For more details on the Householder reconstruction algorithm, including the modified LU factorization, see [1].

This is the recursive version of the LU factorization algorithm. Denote A - S by B. The algorithm divides the matrix B into four submatrices:

   [  B11 | B12  ]  where B11 is n1 by n1,

B = [ –—|–— ] B21 is (m-n1) by n1, [ B21 | B22 ] B12 is n1 by n2, B22 is (m-n1) by n2, with n1 = min(m,n)/2, n2 = n-n1.

The subroutine calls itself to factor B11, solves for B21, solves for B12, updates B22, then calls itself to factor B22.

For more details on the recursive LU algorithm, see [2].

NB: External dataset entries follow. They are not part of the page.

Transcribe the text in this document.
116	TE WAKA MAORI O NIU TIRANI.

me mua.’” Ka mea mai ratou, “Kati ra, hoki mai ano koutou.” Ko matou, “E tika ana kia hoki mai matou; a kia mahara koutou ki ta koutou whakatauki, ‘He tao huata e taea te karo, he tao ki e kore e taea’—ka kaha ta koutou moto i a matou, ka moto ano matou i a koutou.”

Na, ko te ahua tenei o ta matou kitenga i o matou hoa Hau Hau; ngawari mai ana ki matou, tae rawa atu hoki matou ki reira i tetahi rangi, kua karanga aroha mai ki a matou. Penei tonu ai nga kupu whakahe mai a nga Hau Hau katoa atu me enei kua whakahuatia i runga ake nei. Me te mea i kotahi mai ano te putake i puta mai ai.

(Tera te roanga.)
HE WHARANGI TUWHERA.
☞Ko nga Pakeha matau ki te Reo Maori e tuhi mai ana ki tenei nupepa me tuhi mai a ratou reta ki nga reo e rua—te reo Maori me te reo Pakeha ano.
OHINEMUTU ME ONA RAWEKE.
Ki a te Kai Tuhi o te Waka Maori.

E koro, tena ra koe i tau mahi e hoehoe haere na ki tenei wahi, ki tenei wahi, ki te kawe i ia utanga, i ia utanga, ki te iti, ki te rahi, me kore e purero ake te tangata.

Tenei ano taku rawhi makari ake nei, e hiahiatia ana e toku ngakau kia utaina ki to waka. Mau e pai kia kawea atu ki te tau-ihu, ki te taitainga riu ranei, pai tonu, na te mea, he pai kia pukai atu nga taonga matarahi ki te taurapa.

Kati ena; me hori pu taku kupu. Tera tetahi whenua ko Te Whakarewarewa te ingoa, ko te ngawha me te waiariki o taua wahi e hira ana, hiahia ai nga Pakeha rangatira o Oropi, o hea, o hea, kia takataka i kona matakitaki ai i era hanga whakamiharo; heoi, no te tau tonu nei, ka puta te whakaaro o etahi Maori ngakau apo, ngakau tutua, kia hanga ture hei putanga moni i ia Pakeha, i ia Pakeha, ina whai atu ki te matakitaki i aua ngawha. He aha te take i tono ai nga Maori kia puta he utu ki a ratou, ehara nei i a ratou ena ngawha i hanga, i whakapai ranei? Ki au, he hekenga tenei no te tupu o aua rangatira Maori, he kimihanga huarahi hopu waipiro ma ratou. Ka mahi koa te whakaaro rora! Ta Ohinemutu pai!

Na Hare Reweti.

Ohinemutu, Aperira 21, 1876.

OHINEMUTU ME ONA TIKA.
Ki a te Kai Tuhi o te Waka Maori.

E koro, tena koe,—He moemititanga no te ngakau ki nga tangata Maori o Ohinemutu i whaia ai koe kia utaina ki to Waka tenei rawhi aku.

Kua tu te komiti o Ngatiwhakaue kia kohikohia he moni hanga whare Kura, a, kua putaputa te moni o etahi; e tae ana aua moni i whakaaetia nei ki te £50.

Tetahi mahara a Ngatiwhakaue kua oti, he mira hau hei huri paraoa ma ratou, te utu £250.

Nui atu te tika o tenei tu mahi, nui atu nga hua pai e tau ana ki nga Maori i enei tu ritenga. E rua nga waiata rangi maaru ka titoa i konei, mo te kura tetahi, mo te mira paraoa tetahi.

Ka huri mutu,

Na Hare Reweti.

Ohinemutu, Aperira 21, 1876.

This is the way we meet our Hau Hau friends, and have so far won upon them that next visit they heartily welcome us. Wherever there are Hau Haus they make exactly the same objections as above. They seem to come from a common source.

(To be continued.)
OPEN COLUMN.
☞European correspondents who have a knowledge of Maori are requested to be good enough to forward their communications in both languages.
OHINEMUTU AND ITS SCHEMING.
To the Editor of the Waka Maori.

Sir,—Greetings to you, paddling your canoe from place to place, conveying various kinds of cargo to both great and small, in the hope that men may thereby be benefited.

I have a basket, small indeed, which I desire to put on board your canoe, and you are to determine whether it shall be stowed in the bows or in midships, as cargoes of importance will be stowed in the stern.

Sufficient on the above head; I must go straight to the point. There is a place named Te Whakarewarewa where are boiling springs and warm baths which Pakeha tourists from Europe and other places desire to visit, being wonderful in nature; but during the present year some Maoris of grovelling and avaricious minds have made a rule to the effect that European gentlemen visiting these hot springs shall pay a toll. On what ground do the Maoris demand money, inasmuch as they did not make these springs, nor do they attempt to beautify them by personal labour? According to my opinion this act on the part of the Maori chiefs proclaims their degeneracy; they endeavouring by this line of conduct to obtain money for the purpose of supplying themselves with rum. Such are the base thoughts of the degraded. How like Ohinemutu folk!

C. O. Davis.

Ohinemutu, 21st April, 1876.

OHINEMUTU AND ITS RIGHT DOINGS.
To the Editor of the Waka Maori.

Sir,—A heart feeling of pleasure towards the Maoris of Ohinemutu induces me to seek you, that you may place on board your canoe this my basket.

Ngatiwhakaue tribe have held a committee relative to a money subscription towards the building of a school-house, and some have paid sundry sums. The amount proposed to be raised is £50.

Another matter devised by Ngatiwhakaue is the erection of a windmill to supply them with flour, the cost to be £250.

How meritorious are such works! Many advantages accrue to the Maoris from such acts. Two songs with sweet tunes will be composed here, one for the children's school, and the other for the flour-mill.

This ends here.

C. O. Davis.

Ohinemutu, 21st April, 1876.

ZLAUNHR_COL_GETRFNP2 is called to factorize a block by the blocked routine ZLAUNHR_COL_GETRFNP, which uses blocked code calling Level 3 BLAS to update the submatrix. However, ZLAUNHR_COL_GETRFNP2 is self-sufficient and can be used without ZLAUNHR_COL_GETRFNP.

[1] “Reconstructing Householder vectors from tall-skinny QR”, G. Ballard, J. Demmel, L. Grigori, M. Jacquelin, H.D. Nguyen, E. Solomonik, J. Parallel Distrib. Comput., vol. 85, pp. 3-31, 2015.

[2] “Recursion leads to automatic variable blocking for dense linear

algebra algorithms”, F. Gustavson, IBM J. of Res. and Dev., vol. 41, no. 6, pp. 737-755, 1997.

Parameters

in

m

The number of rows of the matrix A. m >= 0.

in

n

The number of columns of the matrix A. n >= 0.

inout

A

Complex array, dimension (lda, n). On entry, the M-by-N matrix to be factored. On exit, the factors L and U from the factorization A-S=L*U; the unit diagonal elements of L are not stored.

in

lda

The leading dimension of the array A. lda >= max(1, m).

out

D

Complex array, dimension min(m, n). The diagonal elements of the diagonal M-by-N sign matrix S, D(i) = S(i,i), where 0 <= i < min(M,N). The elements can be only ( +1.0, 0.0 ) or (-1.0, 0.0 ).

out

info

= 0: successful exit
< 0: if info = -i, the i-th argument had an illegal value.